A criação do salário mínimo resultou de décadas de lutas de trabalhadores e representou uma reordenação social que incomodou as elites econômicas da época. Vargas utilizou a regulamentação do trabalho para disciplinar o cenário laboral do país. O objetivo inicial era instituir comissões de salário mínimo, compostas de cinco a 11 membros que representassem empregadores e empregados, responsáveis por deliberar sobre os valores adequados de remuneração em cada região.

O processo de implementação foi gradual. Após a sanção da lei em 1936, as comissões foram efetivamente estabelecidas pelo Decreto-Lei nº 399, de 30 de abril de 1938. A fixação dos valores concretos ocorreu com o Decreto-Lei nº 2.162, de 1º de maio de 1940, que estabeleceu os valores do salário mínimo com 14 variantes em diferentes áreas do Brasil, iniciando sua vigência em julho daquele ano. A tabela original tinha validade de três anos, com os primeiros reajustes ocorrendo em 1943.

A estrutura regional do salário mínimo gerou desigualdades profundas. Os valores mais altos concentravam-se na região Rio-São Paulo, enquanto Norte e Nordeste recebiam salários significativamente reduzidos. Durante os anos 1970, a diferença entre o maior e menor valor chegava a rondar 50%. Essa disparidade foi eliminada em 1984, quando o presidente João Baptista Figueiredo assinou decreto unificando nacionalmente o salário mínimo. A Constituição de 1988 consolidou esse avanço, definindo o salário mínimo nacionalmente unificado como um dos direitos sociais fundamentais.

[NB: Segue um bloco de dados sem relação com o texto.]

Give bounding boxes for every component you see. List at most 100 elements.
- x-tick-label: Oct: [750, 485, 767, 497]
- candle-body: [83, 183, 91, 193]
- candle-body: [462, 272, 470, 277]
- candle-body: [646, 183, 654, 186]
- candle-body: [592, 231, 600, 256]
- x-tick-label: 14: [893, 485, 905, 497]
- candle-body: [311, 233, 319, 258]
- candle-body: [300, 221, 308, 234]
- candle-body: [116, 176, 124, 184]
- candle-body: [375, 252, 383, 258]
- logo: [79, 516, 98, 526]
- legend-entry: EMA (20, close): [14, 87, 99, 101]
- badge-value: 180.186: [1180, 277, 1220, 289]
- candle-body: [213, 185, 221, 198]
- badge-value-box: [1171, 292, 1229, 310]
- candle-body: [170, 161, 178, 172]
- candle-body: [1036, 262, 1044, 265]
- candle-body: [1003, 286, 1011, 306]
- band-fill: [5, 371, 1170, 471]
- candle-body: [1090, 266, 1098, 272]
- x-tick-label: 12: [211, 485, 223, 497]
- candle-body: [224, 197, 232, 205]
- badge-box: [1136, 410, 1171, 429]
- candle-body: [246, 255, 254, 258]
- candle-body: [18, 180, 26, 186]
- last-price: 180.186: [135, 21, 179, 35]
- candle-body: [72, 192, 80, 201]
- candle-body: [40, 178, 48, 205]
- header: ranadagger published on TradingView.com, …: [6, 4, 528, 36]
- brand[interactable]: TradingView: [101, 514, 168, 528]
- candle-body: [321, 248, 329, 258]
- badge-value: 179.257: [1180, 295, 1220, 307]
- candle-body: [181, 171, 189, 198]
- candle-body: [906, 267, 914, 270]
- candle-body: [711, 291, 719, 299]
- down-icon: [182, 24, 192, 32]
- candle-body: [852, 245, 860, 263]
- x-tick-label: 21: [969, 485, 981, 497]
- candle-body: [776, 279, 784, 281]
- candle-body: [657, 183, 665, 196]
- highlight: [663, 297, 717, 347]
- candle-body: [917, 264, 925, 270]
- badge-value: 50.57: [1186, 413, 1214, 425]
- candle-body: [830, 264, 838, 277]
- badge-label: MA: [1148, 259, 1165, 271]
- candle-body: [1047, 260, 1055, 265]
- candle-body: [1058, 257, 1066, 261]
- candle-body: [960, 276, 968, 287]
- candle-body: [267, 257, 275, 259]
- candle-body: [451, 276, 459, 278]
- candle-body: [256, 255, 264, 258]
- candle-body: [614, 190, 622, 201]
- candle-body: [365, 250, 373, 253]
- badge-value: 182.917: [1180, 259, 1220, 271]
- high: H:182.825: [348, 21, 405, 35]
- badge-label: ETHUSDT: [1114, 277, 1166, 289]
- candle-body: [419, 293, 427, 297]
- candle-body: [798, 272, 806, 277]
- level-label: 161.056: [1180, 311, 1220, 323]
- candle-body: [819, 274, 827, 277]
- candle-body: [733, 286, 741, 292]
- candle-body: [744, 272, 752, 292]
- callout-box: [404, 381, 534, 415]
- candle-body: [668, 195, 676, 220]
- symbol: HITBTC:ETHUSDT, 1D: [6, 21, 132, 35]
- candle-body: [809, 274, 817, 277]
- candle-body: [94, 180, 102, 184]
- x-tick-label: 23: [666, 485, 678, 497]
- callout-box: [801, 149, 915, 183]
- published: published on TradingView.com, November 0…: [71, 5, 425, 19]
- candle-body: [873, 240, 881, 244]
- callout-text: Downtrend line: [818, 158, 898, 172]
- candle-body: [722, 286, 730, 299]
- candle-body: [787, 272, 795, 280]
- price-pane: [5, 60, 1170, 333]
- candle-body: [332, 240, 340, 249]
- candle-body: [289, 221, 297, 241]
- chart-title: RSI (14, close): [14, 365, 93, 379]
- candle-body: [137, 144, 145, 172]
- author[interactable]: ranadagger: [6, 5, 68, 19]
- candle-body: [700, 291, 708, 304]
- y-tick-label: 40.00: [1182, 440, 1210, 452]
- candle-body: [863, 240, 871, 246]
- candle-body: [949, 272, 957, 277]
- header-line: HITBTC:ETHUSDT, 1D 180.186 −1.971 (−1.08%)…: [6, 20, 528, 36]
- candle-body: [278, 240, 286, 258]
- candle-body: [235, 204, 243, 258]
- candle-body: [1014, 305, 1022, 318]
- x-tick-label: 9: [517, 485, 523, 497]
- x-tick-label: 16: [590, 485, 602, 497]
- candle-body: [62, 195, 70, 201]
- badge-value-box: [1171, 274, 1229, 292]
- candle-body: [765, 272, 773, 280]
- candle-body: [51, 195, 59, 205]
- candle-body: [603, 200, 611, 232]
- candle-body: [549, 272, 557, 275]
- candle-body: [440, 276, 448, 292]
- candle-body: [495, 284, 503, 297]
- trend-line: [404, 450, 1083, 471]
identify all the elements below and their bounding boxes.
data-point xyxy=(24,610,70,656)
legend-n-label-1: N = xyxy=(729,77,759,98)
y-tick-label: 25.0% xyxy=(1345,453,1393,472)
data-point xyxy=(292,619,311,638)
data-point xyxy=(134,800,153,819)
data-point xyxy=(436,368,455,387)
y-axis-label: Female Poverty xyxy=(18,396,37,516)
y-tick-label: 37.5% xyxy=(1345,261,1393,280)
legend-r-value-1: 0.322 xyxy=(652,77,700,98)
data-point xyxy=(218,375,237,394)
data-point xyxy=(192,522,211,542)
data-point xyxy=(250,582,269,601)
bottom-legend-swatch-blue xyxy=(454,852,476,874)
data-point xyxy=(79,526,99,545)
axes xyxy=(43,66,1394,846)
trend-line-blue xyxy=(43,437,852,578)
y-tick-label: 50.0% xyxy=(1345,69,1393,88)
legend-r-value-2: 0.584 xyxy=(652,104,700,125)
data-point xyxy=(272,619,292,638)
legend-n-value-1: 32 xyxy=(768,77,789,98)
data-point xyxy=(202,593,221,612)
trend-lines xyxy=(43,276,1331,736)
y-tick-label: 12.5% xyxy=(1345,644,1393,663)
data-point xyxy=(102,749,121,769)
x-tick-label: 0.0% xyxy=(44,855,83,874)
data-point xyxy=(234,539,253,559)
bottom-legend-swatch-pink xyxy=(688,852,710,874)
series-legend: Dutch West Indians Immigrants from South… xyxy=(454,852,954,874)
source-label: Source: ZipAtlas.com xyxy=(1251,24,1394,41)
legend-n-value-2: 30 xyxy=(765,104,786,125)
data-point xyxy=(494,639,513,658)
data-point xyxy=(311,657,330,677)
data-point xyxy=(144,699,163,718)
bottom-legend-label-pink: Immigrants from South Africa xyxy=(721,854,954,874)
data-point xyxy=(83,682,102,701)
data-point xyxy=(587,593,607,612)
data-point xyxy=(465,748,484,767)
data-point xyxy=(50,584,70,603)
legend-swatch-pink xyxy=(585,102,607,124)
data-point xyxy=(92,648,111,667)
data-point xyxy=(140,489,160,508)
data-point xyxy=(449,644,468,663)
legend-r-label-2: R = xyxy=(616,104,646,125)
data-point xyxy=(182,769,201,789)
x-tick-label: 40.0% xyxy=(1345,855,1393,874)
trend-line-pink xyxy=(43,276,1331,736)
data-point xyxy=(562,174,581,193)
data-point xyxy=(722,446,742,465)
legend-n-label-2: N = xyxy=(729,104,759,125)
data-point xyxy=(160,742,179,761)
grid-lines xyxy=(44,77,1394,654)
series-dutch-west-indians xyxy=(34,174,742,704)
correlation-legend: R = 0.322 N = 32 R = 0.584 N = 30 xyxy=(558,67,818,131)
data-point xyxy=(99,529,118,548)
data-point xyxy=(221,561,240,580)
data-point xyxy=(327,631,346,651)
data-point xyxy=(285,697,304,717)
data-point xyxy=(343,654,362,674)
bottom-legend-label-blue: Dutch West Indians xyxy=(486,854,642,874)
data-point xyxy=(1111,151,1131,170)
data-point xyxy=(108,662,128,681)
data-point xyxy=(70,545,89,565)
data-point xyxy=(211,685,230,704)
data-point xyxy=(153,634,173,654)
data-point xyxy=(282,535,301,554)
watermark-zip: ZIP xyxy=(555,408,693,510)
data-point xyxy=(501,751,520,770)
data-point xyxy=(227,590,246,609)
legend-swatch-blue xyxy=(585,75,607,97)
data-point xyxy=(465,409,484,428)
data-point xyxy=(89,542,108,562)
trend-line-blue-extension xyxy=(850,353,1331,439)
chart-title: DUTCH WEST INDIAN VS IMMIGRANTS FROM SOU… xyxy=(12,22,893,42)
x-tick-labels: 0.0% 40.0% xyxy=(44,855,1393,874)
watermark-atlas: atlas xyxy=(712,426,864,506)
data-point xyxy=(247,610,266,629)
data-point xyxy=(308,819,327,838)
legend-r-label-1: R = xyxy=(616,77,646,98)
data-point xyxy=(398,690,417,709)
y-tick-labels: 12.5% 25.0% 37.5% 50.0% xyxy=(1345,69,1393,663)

Nas últimas décadas, o salário mínimo tornou-se um instrumento crucial de distribuição de renda. Ele funciona como piso para categorias sem remuneração específica. Beneficia aposentados e pensionistas cujos proventos são atrelados a esse valor. Essa duplicidade de funções confere ao salário mínimo uma importância estratégica na economia brasileira.

A batalha pela política de reajustes reais do salário mínimo ganhou força nas últimas décadas, com as centrais sindicais conquistando no Congresso Nacional o direito a aumentos que superassem a inflação. Esse avanço enfrentou retrocessos nos governos de Michel Temer e Jair Bolsonaro, quando a política foi reduzida à aplicação apenas do Índice Nacional de Preços ao Consumidor Amplo (INPC), eliminando o ganho real. O governo Luiz Inácio Lula da Silva resgatou essa política, de forma mais modesta que em períodos anteriores.

O salário mínimo encontra-se ameaçado. A fragilização da Consolidação das Leis do Trabalho (CLT) e a implementação de reformas trabalhistas que facilitam modalidades de remuneração mensal inferior ao mínimo representam desafios ao conceito estabelecido há 90 anos.